Give the vertex form and factored form of the function f(x) = x^2 - 15x. What specific information does each form provide?

A) Vertex form: f(x) = (x - 7.5)^2 - 56.25; Factored form: f(x) = x(x - 15)
B) Vertex form: f(x) = x^2 - 15x + 56.25; Factored form: f(x) = (x - 7.5)(x - 7.5)
C) Vertex form: f(x) = x^2 - 15x + 56.25; Factored form: f(x) = x(x - 15)
D) Vertex form: f(x) = (x - 7.5)^2 - 56.25; Factored form: f(x) = (x - 7.5)(x - 7.5)

Answer 1

The vertex form of the function f(x) = x^2 - 15x is f(x) = (x - 7.5)^2 - 56.25. The factored form of the function is f(x) = x(x - 15). The vertex form provides information about the vertex of the parabola, while the factored form shows the zeros of the function.

Step-by-step explanation:

The vertex form of the function f(x) = x^2 - 15x is f(x) = (x - 7.5)^2 - 56.25. The factored form of the function is f(x) = x(x - 15).

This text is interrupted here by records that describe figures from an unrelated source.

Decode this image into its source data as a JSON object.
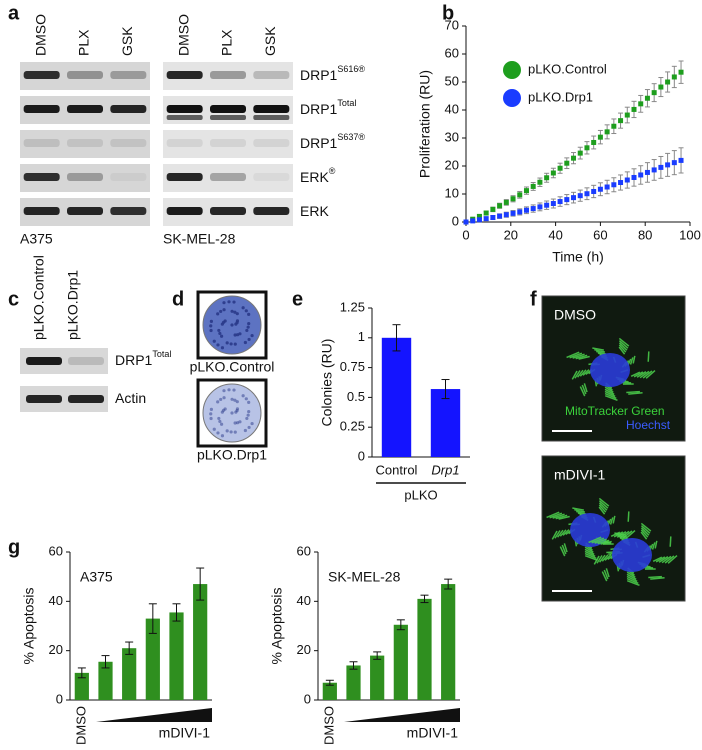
{
  "panel_labels": [
    "a",
    "b",
    "c",
    "d",
    "e",
    "f",
    "g"
  ],
  "blots": {
    "columns": [
      "DMSO",
      "PLX",
      "GSK"
    ],
    "rows": [
      {
        "base": "DRP1",
        "sup": "S616®"
      },
      {
        "base": "DRP1",
        "sup": "Total"
      },
      {
        "base": "DRP1",
        "sup": "S637®"
      },
      {
        "base": "ERK",
        "sup": "®"
      },
      {
        "base": "ERK"
      }
    ],
    "cell_lines": [
      "A375",
      "SK-MEL-28"
    ]
  },
  "knockdown": {
    "lanes": [
      "pLKO.Control",
      "pLKO.Drp1"
    ],
    "rows": [
      {
        "base": "DRP1",
        "sup": "Total"
      },
      {
        "base": "Actin"
      }
    ]
  },
  "dishes": [
    "pLKO.Control",
    "pLKO.Drp1"
  ],
  "micrographs": {
    "panels": [
      "DMSO",
      "mDIVI-1"
    ],
    "stains": [
      "MitoTracker Green",
      "Hoechst"
    ]
  },
  "chart_data": [
    {
      "type": "scatter",
      "xlabel": "Time (h)",
      "ylabel": "Proliferation (RU)",
      "x": [
        0,
        3,
        6,
        9,
        12,
        15,
        18,
        21,
        24,
        27,
        30,
        33,
        36,
        39,
        42,
        45,
        48,
        51,
        54,
        57,
        60,
        63,
        66,
        69,
        72,
        75,
        78,
        81,
        84,
        87,
        90,
        93,
        96
      ],
      "series": [
        {
          "name": "pLKO.Control",
          "color": "#1e9e1e",
          "values": [
            0,
            1,
            2,
            3.2,
            4.5,
            5.8,
            7,
            8.3,
            9.7,
            11.2,
            12.7,
            14.2,
            15.8,
            17.5,
            19.2,
            21,
            22.8,
            24.6,
            26.5,
            28.4,
            30.3,
            32.2,
            34.2,
            36.2,
            38.2,
            40.2,
            42.2,
            44.2,
            46.2,
            48.2,
            50,
            51.8,
            53.5
          ],
          "errors": [
            0.4,
            0.5,
            0.6,
            0.7,
            0.8,
            0.9,
            1,
            1.1,
            1.2,
            1.3,
            1.4,
            1.5,
            1.6,
            1.7,
            1.8,
            1.9,
            2,
            2.1,
            2.2,
            2.3,
            2.4,
            2.5,
            2.6,
            2.7,
            2.8,
            2.9,
            3,
            3.1,
            3.2,
            3.4,
            3.6,
            3.8,
            4
          ]
        },
        {
          "name": "pLKO.Drp1",
          "color": "#1a3cff",
          "values": [
            0,
            0.4,
            0.8,
            1.2,
            1.6,
            2.1,
            2.6,
            3.1,
            3.6,
            4.2,
            4.8,
            5.4,
            6,
            6.6,
            7.3,
            8,
            8.7,
            9.4,
            10.1,
            10.9,
            11.7,
            12.5,
            13.3,
            14.1,
            15,
            15.9,
            16.8,
            17.7,
            18.6,
            19.5,
            20.4,
            21.2,
            22
          ],
          "errors": [
            0.3,
            0.4,
            0.5,
            0.6,
            0.7,
            0.8,
            0.9,
            1,
            1.1,
            1.2,
            1.3,
            1.4,
            1.5,
            1.6,
            1.7,
            1.8,
            1.9,
            2,
            2.1,
            2.2,
            2.3,
            2.4,
            2.5,
            2.7,
            2.9,
            3.1,
            3.3,
            3.5,
            3.7,
            3.9,
            4.1,
            4.3,
            4.5
          ]
        }
      ],
      "xlim": [
        0,
        100
      ],
      "xticks": [
        0,
        20,
        40,
        60,
        80,
        100
      ],
      "ylim": [
        0,
        70
      ],
      "yticks": [
        0,
        10,
        20,
        30,
        40,
        50,
        60,
        70
      ]
    },
    {
      "type": "bar",
      "ylabel": "Colonies (RU)",
      "categories": [
        "Control",
        "Drp1"
      ],
      "group_label": "pLKO",
      "values": [
        1,
        0.57
      ],
      "errors": [
        0.11,
        0.08
      ],
      "color": "#1414ff",
      "ylim": [
        0,
        1.25
      ],
      "yticks": [
        0,
        0.25,
        0.5,
        0.75,
        1,
        1.25
      ]
    },
    {
      "type": "bar",
      "title": "A375",
      "ylabel": "% Apoptosis",
      "categories": [
        "DMSO",
        null,
        null,
        null,
        null,
        null
      ],
      "annotation": "mDIVI-1",
      "values": [
        11,
        15.5,
        21,
        33,
        35.5,
        47
      ],
      "errors": [
        2,
        2.5,
        2.5,
        6,
        3.5,
        6.5
      ],
      "color": "#2f8f1f",
      "ylim": [
        0,
        60
      ],
      "yticks": [
        0,
        20,
        40,
        60
      ]
    },
    {
      "type": "bar",
      "title": "SK-MEL-28",
      "ylabel": "% Apoptosis",
      "categories": [
        "DMSO",
        null,
        null,
        null,
        null,
        null
      ],
      "annotation": "mDIVI-1",
      "values": [
        7,
        14,
        18,
        30.5,
        41,
        47
      ],
      "errors": [
        1,
        1.5,
        1.5,
        2,
        1.5,
        2
      ],
      "color": "#2f8f1f",
      "ylim": [
        0,
        60
      ],
      "yticks": [
        0,
        20,
        40,
        60
      ]
    }
  ]
}
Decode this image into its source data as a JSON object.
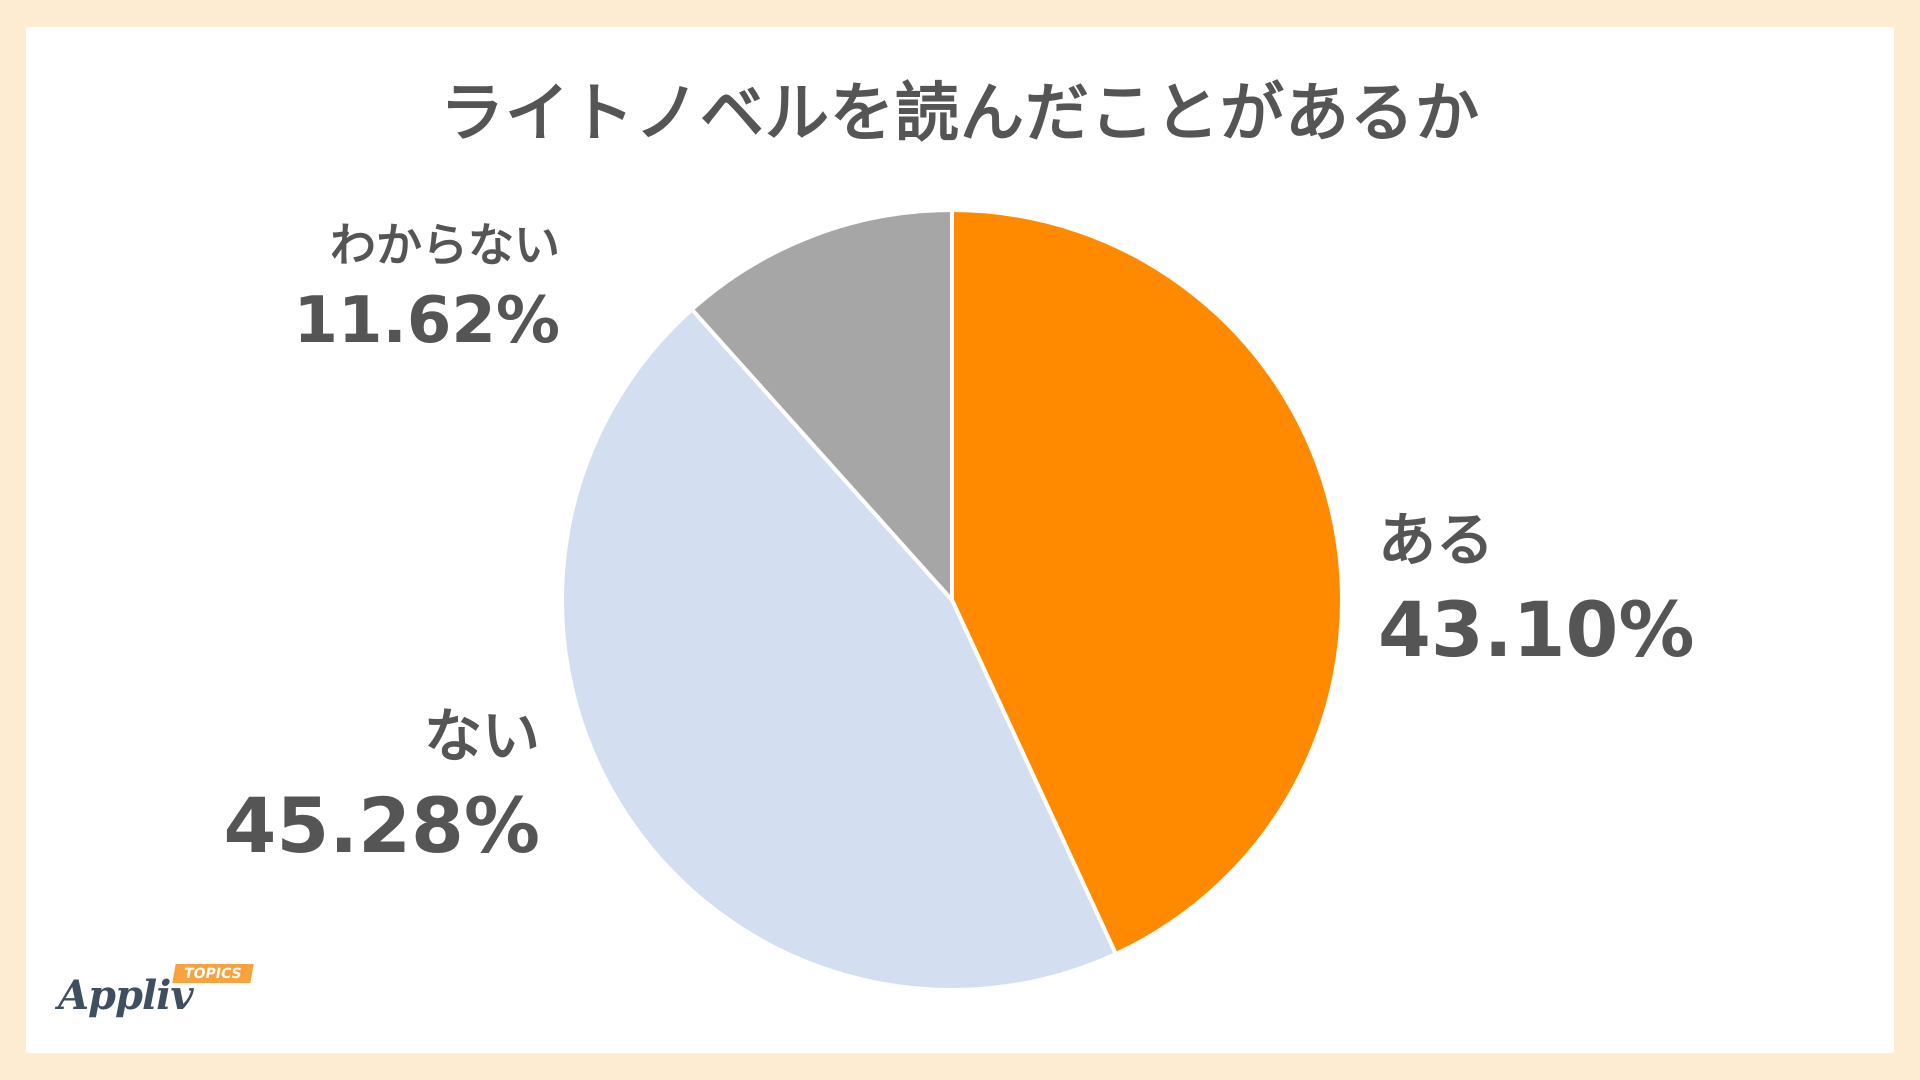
{
  "chart_data": {
    "type": "pie",
    "title": "ライトノベルを読んだことがあるか",
    "start_angle_deg": 0,
    "direction": "clockwise",
    "slices": [
      {
        "label": "ある",
        "value": 43.1,
        "value_label": "43.10%",
        "color": "#ff8a00"
      },
      {
        "label": "ない",
        "value": 45.28,
        "value_label": "45.28%",
        "color": "#d3dff1"
      },
      {
        "label": "わからない",
        "value": 11.62,
        "value_label": "11.62%",
        "color": "#a6a6a6"
      }
    ]
  },
  "logo": {
    "text": "Appliv",
    "badge": "TOPICS"
  },
  "colors": {
    "background": "#fdebd2",
    "panel": "#ffffff",
    "text": "#555555"
  }
}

The vertex form provides information about the vertex of the parabola, which is (7.5, -56.25). It tells us that the parabola opens upwards and is at its minimum value at the vertex.

The factored form shows the zeros of the function, which are x = 0 and x = 15.

These are the points where the graph of the function intersects the x-axis.